3 – Some Patients Are More Likely Readers. Some patients are more likely to peer into their files than other, says Liz Salmi, senior strategist at OpenNotes, who is also a brain cancer patient. “Those patients who have more serious or chronic conditions…are more likely to read their notes,” she commented to Medscape Medical News.
A new study of nearly 6000 medical oncology patients at the University of Wisconsin confirms that opinion. Patients with incurable metastatic disease were much more likely than those with early-stage, curable disease to read notes. Notably, younger patients were more likely than older ones to access notes, likely the result of generational tech savvy.
Despite the unpredictability of serious disease such as cancer, oncology patients find satisfaction in reading their notes, say experts. “We’ve overwhelmingly heard that patients like it,” Thomas LeBlanc, MD, medical oncologist at Duke University, Durham, North Carolina, where all patients already have access to clinicians’ notes, told Medscape Medical News in 2018.
4 – You Are Part of the Avant Garde. The United States and Scandinavian countries are the world leaders in implementing open notes in clinical practice, OpenNotes’ Blease told Medscape Medical News.
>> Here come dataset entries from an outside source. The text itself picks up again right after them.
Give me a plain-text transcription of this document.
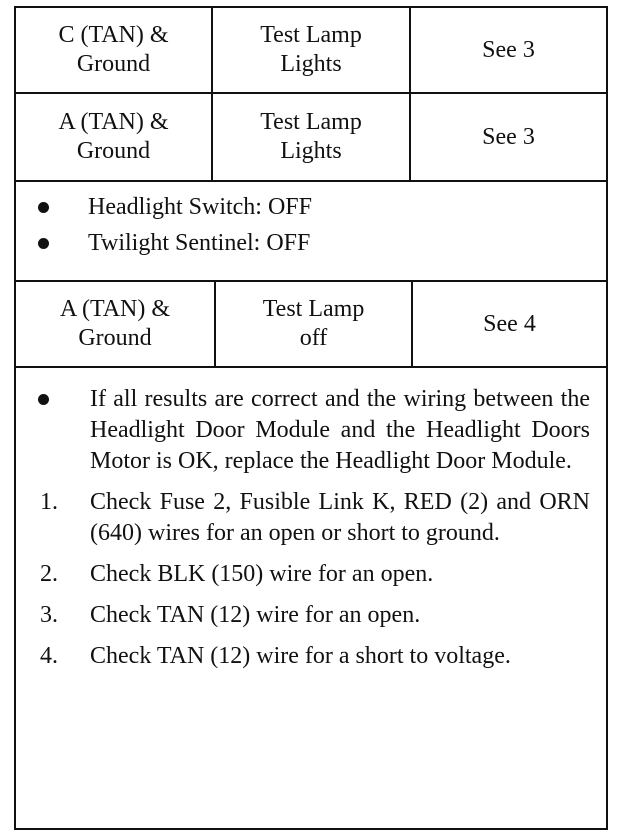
C (TAN) &
Ground
Test Lamp
Lights
See 3
A (TAN) &
Ground
Test Lamp
Lights
See 3
Headlight Switch: OFF
Twilight Sentinel: OFF
A (TAN) &
Ground
Test Lamp
off
See 4
If all results are correct and the wiring between the Headlight Door Module and the Headlight Doors Motor is OK, replace the Headlight Door Module.
1. Check Fuse 2, Fusible Link K, RED (2) and ORN (640) wires for an open or short to ground.
2. Check BLK (150) wire for an open.
3. Check TAN (12) wire for an open.
4. Check TAN (12) wire for a short to voltage.
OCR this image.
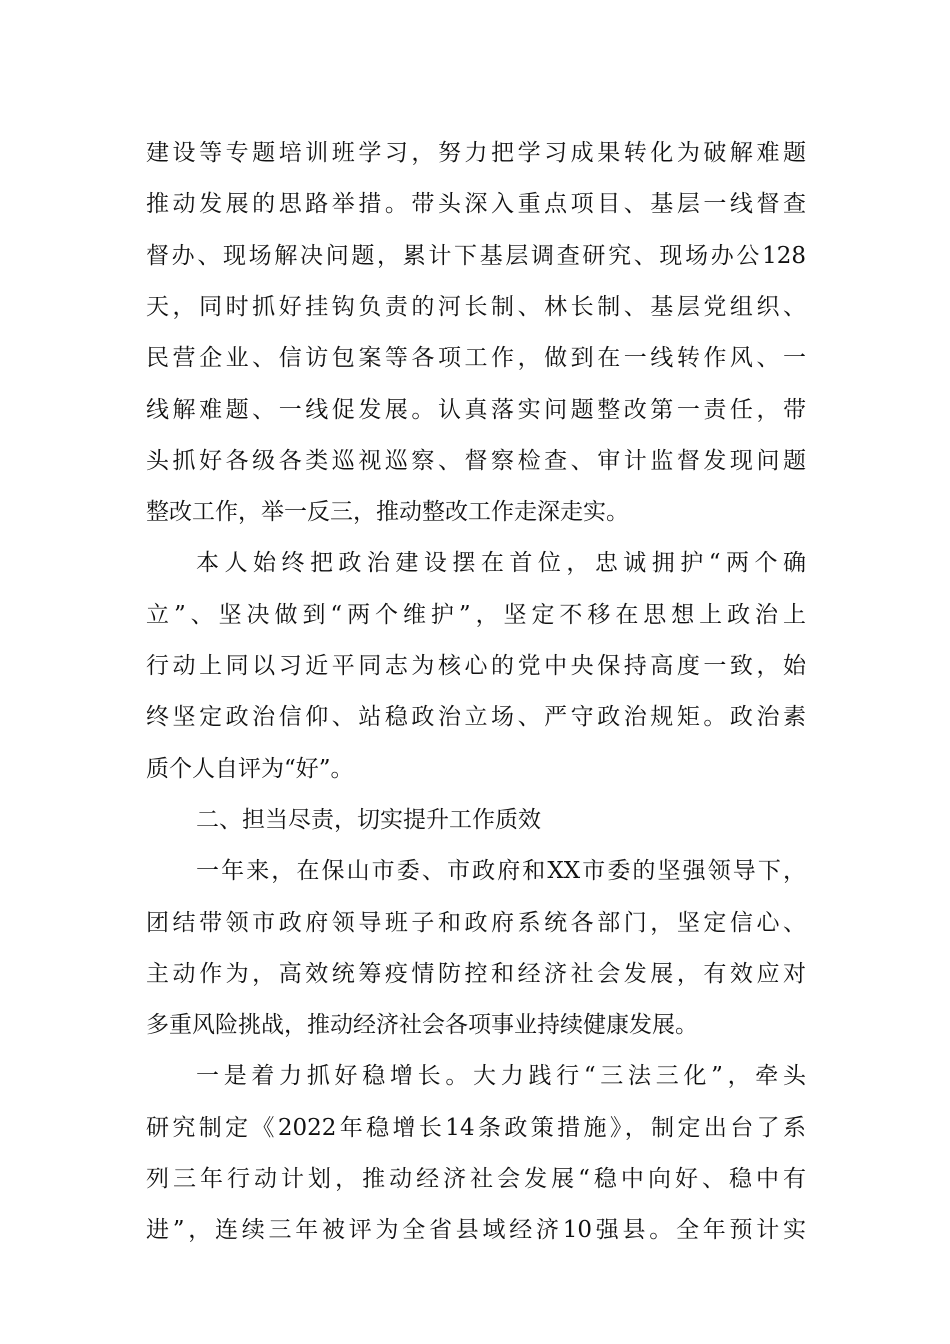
建设等专题培训班学习，努力把学习成果转化为破解难题
推动发展的思路举措。带头深入重点项目、基层一线督查
督办、现场解决问题，累计下基层调查研究、现场办公128
天，同时抓好挂钩负责的河长制、林长制、基层党组织、
民营企业、信访包案等各项工作，做到在一线转作风、一
线解难题、一线促发展。认真落实问题整改第一责任，带
头抓好各级各类巡视巡察、督察检查、审计监督发现问题
整改工作，举一反三，推动整改工作走深走实。
本人始终把政治建设摆在首位，忠诚拥护“两个确
立”、坚决做到“两个维护”，坚定不移在思想上政治上
行动上同以习近平同志为核心的党中央保持高度一致，始
终坚定政治信仰、站稳政治立场、严守政治规矩。政治素
质个人自评为“好”。
二、担当尽责，切实提升工作质效
一年来，在保山市委、市政府和XX市委的坚强领导下，
团结带领市政府领导班子和政府系统各部门，坚定信心、
主动作为，高效统筹疫情防控和经济社会发展，有效应对
多重风险挑战，推动经济社会各项事业持续健康发展。
一是着力抓好稳增长。大力践行“三法三化”，牵头
研究制定《2022年稳增长14条政策措施》，制定出台了系
列三年行动计划，推动经济社会发展“稳中向好、稳中有
进”，连续三年被评为全省县域经济10强县。全年预计实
“It’s a phenomenal achievement” to have enacted open notes nationally, she said. For example, there are no open notes in Northern Ireland, Blease’s home country, or most of Europe, she points out.
In the US, there are more than 200 medical organizations, including at least one in every state, that were voluntarily providing open notes before April 5, including interstate giants such as Banner Health and big-name medical centers such as Cleveland Clinic.
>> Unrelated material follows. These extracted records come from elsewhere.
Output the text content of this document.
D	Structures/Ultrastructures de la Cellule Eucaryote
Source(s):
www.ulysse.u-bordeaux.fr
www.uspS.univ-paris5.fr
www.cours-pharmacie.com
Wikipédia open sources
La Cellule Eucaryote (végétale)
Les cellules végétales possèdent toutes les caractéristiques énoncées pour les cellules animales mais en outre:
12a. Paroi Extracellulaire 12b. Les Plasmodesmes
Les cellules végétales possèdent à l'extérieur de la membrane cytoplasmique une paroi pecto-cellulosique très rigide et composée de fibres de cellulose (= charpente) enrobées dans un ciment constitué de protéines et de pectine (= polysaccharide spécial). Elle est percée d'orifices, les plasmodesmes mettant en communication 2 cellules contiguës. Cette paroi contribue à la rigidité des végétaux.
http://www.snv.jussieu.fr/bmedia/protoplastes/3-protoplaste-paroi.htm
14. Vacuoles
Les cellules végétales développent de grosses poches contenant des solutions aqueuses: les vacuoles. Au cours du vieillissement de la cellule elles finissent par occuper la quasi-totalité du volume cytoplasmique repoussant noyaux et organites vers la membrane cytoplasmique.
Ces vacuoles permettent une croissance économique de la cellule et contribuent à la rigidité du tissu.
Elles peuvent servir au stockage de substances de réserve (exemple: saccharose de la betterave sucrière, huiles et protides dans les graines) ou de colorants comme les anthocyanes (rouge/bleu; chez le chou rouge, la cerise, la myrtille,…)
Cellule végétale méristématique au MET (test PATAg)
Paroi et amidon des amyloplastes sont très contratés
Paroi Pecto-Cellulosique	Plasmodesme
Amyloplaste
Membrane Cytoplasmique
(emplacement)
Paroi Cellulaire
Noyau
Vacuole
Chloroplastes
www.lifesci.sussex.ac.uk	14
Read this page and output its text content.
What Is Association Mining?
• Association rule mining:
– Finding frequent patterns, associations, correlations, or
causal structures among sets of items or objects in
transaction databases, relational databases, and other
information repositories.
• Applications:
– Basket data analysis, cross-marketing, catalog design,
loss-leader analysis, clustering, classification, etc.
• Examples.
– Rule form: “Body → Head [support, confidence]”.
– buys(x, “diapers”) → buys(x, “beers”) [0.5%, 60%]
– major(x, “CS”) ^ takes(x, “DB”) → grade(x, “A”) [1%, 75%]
It may be hard for the US to top Sweden’s embrace of the practice. The national open notes program now has 7.2 million patient accounts in a country of 10 million people, noted Maria Häggland, PhD, of Sweden’s Uppsala MedTech Science Innovation Center during a webinar last year.
5 – The Start Day Will Come and You Won’t Notice. “When April 5 happens, something brand new is going to happen symbolically,” says Salmi of OpenNotes. Its importance is hard to measure, she explains. “Patients say they trust their doctor more because they understand their thinking with open notes. How do you value that? We don’t have metrics for that.”
UC Davis’ MacDonald suggested that open notes are both new and not new. Last fall, he predicted that the launch day would come and few clinicians would notice, in part because many patients already access truncated information via patient portals.
However, there are “sensitive issues,” such as with adolescents and reproductive health, where “we know that some parents have sign-in information for their teen’s portal,” he commented. With clinical notes now on full display, potential problems “may be out of our control,” MacDonald acknowledged.
Still, the Sacramento-based physician and IT officer acknowledged that concerns about open notes may be a bit inflated. “I’ve been more worried about reassuring physicians that everything will be ok than what’s actually going to happen [as the law takes effect],” MacDonald said.
The OpenNotes organization is grant-funded and staff have disclosed no relevant financial relationships.